The seed for this story comes from a “This American Life” story about a guy who suffers from cataplexy, a form of narcolepsy in which the sufferer experiences muscle weakness and even blacks out when having any strong emotion — particularly happiness. Screenwriter Max Werner and director Jason Winer travel far afield of the original story, with a dismal collection of shrill, unpleasant characters in a scenario that plays the real problems of cataplexy for cheap laughs.
Charlie (Martin Freeman) is the one suffering cataplexy in this story, and he goes to great lengths to keep himself from getting overwhelmed by cuteness. He walks to his boring job at the Brooklyn library wearing headphones that play dirges. He averts his gaze at cute dogs or even cuter children.
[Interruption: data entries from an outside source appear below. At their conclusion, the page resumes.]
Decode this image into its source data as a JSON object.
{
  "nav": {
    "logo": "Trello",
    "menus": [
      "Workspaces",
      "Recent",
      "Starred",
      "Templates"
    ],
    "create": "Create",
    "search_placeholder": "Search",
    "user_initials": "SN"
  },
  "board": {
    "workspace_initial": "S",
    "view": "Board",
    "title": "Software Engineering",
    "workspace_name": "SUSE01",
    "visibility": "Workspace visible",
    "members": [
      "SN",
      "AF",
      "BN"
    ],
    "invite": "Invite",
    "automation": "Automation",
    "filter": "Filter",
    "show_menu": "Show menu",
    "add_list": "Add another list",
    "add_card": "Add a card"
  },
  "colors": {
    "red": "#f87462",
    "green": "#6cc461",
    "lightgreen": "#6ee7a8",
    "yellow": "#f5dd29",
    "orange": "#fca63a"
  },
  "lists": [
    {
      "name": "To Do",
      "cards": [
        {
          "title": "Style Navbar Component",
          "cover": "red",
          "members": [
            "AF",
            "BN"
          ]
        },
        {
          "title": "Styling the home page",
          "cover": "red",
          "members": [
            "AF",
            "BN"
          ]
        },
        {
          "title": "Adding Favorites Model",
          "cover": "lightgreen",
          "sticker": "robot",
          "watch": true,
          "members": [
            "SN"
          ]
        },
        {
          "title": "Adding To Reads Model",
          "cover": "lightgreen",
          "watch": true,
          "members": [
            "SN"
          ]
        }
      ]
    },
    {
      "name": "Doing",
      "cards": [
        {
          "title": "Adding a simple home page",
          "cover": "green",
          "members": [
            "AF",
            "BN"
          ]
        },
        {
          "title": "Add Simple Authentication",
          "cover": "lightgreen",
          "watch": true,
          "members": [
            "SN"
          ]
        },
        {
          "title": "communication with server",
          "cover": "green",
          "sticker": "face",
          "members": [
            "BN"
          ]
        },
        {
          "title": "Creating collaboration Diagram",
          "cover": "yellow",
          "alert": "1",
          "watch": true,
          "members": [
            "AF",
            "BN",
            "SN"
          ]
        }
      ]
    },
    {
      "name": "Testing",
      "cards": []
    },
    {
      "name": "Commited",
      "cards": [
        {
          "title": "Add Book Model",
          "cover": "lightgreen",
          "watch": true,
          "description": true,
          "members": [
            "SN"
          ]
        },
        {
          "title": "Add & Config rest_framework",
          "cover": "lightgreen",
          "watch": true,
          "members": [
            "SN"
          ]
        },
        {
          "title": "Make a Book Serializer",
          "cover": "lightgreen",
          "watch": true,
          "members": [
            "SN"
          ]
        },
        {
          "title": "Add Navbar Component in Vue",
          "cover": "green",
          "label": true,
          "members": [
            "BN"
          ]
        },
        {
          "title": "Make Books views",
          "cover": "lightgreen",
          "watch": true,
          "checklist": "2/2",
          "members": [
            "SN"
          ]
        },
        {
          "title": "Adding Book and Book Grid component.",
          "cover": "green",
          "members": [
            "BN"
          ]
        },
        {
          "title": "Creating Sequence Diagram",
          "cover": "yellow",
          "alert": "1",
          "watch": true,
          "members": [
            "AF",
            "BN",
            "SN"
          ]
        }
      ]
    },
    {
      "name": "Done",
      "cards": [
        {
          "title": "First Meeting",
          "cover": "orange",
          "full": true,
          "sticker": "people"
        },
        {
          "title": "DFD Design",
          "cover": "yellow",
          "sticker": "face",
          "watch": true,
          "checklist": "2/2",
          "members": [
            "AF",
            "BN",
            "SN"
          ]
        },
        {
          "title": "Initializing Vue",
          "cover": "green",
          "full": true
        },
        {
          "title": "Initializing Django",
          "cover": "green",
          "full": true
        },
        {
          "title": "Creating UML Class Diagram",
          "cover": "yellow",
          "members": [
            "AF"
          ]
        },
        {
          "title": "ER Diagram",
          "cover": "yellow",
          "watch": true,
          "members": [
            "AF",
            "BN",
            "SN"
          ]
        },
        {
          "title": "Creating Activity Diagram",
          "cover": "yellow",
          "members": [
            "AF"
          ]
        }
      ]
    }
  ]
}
When his sister Liza (Shannon Woodward) is getting married, Charlie has his younger brother, Cooper (Jake Lacy), mention sad news events — like dolphin slaughter or the war in Syria — to keep him from becoming too elated.
Into this well-ordered, if somewhat depressing, life enters Francesca. I could tell you that Francesca is vivacious, overflowing with bubbly personality and a knockout to boot — or I could tell you she’s played by Morena Baccarin, from the “Deadpool” movies and “Firefly,” and that would be saying the same thing.
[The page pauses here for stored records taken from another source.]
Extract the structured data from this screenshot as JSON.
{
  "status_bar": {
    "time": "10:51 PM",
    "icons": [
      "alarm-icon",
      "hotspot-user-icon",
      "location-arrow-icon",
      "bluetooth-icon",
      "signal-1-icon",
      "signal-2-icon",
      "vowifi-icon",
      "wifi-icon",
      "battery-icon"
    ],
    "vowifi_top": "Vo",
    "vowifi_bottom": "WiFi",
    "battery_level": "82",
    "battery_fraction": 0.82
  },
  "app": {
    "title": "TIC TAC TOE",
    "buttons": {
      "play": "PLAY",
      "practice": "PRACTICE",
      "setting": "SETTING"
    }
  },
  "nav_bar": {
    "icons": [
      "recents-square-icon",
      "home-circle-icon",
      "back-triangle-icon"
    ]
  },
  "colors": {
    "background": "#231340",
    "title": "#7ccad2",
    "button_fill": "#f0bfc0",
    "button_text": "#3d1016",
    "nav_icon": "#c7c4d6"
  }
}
How Charlie meets Francesca qualifies as one of the most aggressively dumb meet-cutes in movie history. Things pick up on their first date — a depressing one-man play, followed by a long walk in the rain talking about Francesca’s cancer-stricken aunt, Sylvia (Jane Curtin) — until she asks him to come up to her place, and Charlie promptly hits the concrete. The date ends in the emergency room, and Cooper must tell Francesca about his ailment.
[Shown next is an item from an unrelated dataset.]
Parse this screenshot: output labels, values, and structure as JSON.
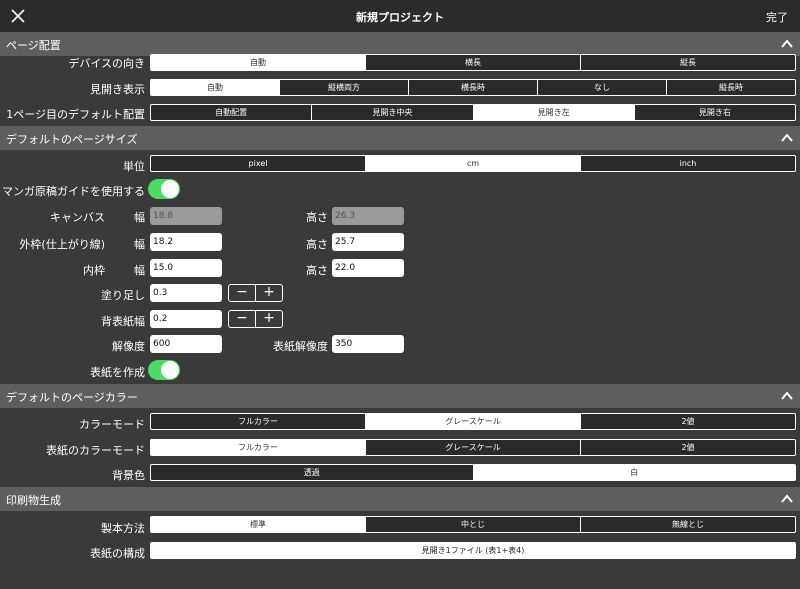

Charlie tells Francesca they can’t date any more, but he does suggest she go out with Cooper. This turns out to be a good way for Charlie and Francesca to stay in each other’s orbit, since Charlie can’t get too happy knowing she’s going out with his brother. This plan is tested when Cooper, Francesca, Charlie and his mousy substitute girlfriend, Bethany (played by Melissa Rauch from “The Big Bang Theory”) go for a weekend double date at an upstate B&B.
It’s probably instructive — or at least cautionary — to look into the filmmakers’ IMDb listings. There, one will see that Winer hasn’t made a movie since that unfulfilling “Arthur” remake with Russell Brand in 2011, and Werner’s last movie script was the howlingly awful Halloweek kids’ movie “Fun Size.” Both have done a lot of TV work since, but it hasn’t prepared them for sustaining a story past formulaic plot devices or shaping authentic, lived-in characters.
Freeman and Baccarin have little chemistry, even when their characters are trying to generate some, and Lacy is too convincing at being a shallow jerk to make his role any fun. The only genuine laughs come from Rauch’s go-for-broke performance as the space-case Bethany, highlighted by a disturbingly note-perfect imitation of the late Dolores O’Riordan performing The Cranberries’ Irish death song “Zombie.” Rauch seems to be the only person in “Ode to Joy” who was given permission to make anyone laugh.
‘Ode to Joy’
Opened August 9 in select cities and on demand; opens Friday, August 16, at the Megaplex Gateway (Salt Lake City), Megaplex Jordan Commons (Sandy), and Megaplex Thanksgiving Point (Lehi). Rated R for some language and sexual references. Running time: 97 minutes.